しらとりのブログ

社会人ひよこプログラマのtil

Javaからexeを起動したらデッドロックしてしまった話

TL;DR

下記の条件をすべて満たすとデッドロックします。

  • 呼び出されるexeが標準出力や標準エラー出力に何か書き込むプログラムを持つ
  • ProcessBuilder.start()やRuntime.exec()の後に何もせずProcess.waitFor()する

解決策はProcessが持つストリームのバッファを詰まらせないことです。

何が起きたのか

こんなコードを書いていました。

String[] Command ={"cmd","/c","Hogehoge.exe " + args};
Process process = runtime.exec(Command,null,workingDir);
process.waitFor();

やりたかったことはHogehoge.exeを起動し、その終了を待って次の処理へ…という感じでした。しかしいくら待ってもprocess.waitForから制御が戻ってきません。この現象は必ず発生し、Hogehoge.exeのログを見ると毎回異なる箇所で止まっていました。このexeはメモリを多く使う処理を含んでおり、且つ繰り返し呼ばれるものだったのでまず最初にメモリリークを疑いましたが、真の原因はこいつが使っている標準出力にありました…

原因は未処理の標準出力ストリーム

今回のHogehoge.exeはC#で作成されていました。そしてこのexeはコマンドライン上で単体試験する為に以下のようなコードが書かれています。

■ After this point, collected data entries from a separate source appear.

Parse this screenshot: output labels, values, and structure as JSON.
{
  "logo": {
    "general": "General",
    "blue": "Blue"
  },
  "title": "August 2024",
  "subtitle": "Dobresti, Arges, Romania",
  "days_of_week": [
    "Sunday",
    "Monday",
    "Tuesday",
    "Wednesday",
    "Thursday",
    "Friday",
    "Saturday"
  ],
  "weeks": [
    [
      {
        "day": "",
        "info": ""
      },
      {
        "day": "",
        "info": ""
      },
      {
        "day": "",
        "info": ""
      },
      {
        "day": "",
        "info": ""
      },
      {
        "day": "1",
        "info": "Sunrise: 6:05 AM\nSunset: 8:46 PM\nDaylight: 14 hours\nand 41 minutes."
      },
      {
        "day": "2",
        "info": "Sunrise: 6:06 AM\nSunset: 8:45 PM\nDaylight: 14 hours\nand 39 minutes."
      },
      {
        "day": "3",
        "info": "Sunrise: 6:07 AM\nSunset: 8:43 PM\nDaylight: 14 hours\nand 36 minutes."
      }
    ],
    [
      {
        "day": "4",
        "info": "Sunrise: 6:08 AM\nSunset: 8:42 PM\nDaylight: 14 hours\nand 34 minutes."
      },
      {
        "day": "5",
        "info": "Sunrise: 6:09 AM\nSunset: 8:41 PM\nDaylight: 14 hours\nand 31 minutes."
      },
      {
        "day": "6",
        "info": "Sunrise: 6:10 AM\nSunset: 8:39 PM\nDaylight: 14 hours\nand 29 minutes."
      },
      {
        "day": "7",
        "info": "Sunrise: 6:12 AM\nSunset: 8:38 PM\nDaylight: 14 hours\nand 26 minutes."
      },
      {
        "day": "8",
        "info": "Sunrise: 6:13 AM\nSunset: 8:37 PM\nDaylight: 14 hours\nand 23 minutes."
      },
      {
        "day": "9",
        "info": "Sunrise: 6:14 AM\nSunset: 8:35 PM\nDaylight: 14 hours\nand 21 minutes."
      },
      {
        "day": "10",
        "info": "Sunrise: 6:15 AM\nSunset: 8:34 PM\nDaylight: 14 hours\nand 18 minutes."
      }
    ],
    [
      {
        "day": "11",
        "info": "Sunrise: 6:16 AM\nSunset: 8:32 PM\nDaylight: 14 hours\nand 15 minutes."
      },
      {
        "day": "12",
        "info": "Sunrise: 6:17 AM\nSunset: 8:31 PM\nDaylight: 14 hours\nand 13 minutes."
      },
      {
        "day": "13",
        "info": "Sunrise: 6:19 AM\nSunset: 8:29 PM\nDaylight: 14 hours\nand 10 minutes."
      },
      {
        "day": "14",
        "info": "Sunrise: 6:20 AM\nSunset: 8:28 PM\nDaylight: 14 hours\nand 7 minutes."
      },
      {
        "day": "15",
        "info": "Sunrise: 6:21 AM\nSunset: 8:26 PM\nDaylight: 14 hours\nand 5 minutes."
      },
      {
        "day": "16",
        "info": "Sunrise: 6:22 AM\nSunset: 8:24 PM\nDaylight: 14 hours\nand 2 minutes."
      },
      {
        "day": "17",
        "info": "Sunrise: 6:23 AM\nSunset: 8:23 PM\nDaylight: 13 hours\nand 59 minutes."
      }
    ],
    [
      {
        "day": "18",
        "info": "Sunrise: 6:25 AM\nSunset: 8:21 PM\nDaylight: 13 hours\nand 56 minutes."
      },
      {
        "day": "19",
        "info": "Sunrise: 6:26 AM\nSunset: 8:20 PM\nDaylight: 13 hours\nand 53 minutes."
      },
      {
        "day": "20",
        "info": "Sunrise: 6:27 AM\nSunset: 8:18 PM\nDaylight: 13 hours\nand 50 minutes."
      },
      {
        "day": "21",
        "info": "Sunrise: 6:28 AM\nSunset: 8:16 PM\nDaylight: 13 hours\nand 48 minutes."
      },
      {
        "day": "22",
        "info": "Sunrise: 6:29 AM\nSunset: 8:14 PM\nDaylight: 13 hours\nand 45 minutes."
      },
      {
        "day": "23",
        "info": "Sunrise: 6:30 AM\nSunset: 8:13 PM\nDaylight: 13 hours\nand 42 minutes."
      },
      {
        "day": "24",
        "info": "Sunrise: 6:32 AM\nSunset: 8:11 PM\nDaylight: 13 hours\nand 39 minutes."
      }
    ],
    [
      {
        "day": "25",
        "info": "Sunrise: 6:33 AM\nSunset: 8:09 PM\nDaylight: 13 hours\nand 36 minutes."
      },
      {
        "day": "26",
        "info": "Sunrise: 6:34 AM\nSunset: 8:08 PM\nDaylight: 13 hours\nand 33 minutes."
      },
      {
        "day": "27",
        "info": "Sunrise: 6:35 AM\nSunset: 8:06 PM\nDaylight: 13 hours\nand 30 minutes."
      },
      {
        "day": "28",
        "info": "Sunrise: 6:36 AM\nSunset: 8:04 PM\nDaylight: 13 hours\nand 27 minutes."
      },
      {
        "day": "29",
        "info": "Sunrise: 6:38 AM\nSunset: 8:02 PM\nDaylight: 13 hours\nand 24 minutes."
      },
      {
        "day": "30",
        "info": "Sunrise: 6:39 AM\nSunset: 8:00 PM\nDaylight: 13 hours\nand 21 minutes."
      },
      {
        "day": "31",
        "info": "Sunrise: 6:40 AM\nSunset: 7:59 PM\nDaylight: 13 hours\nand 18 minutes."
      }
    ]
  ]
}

Console.WriteLine("ほげほげ");

Helloworldに使うやつですね。単体で起動すれば黒い画面が出てきて文字列が表示されるアレです。今回このexeが外部のプロセスから起動されたことでこの標準出力が親であるJavaプロセスの方へストリームの形で流れていました。
Java側では当然ストリームに対して読み出しをしていないので、すぐにバッファがいっぱいになります。ストリームに書き込めなくなった時点で、書き込めるようになるまで処理が止まってしまうことが今回の原因でした。

Processの罠

ストリームを開いているのに何もせず後処理もしないのはプログラマならヤバいと気づくと思います、問題はストリームが開いていることに気づきにくい点です。
外部プロセスを起動するときに使用するRuntime.exec()やProcessBuilder.start()は戻り値にProcessオブジェクトが返ります。これが各種ストリームを含んでいます。これを下記のように読み捨てる処理を入れないと今回のような事件が起きてしまうという話でした。

String[] Command ={"cmd","/c","Hogehoge.exe " + args};
Process process = runtime.exec(Command,null,workingDir);
InputStream is = p.getInputStream()
int c;
while ((c = is.read()) != -1) {}
process.waitFor();

Processは他に標準エラー出力ストリームを持ちます。こちらもexeで使用していると同時に読み出しが必要になるので、スレッドを立てて読み出しを行うなど工夫が必要です。ただし、ProcessBuilderからの起動であれば標準エラー出力を標準出力の方へリダイレクトできる機能があるので先の例のようなコードでOKです。もちろんストリームの後処理も忘れずにしましょう。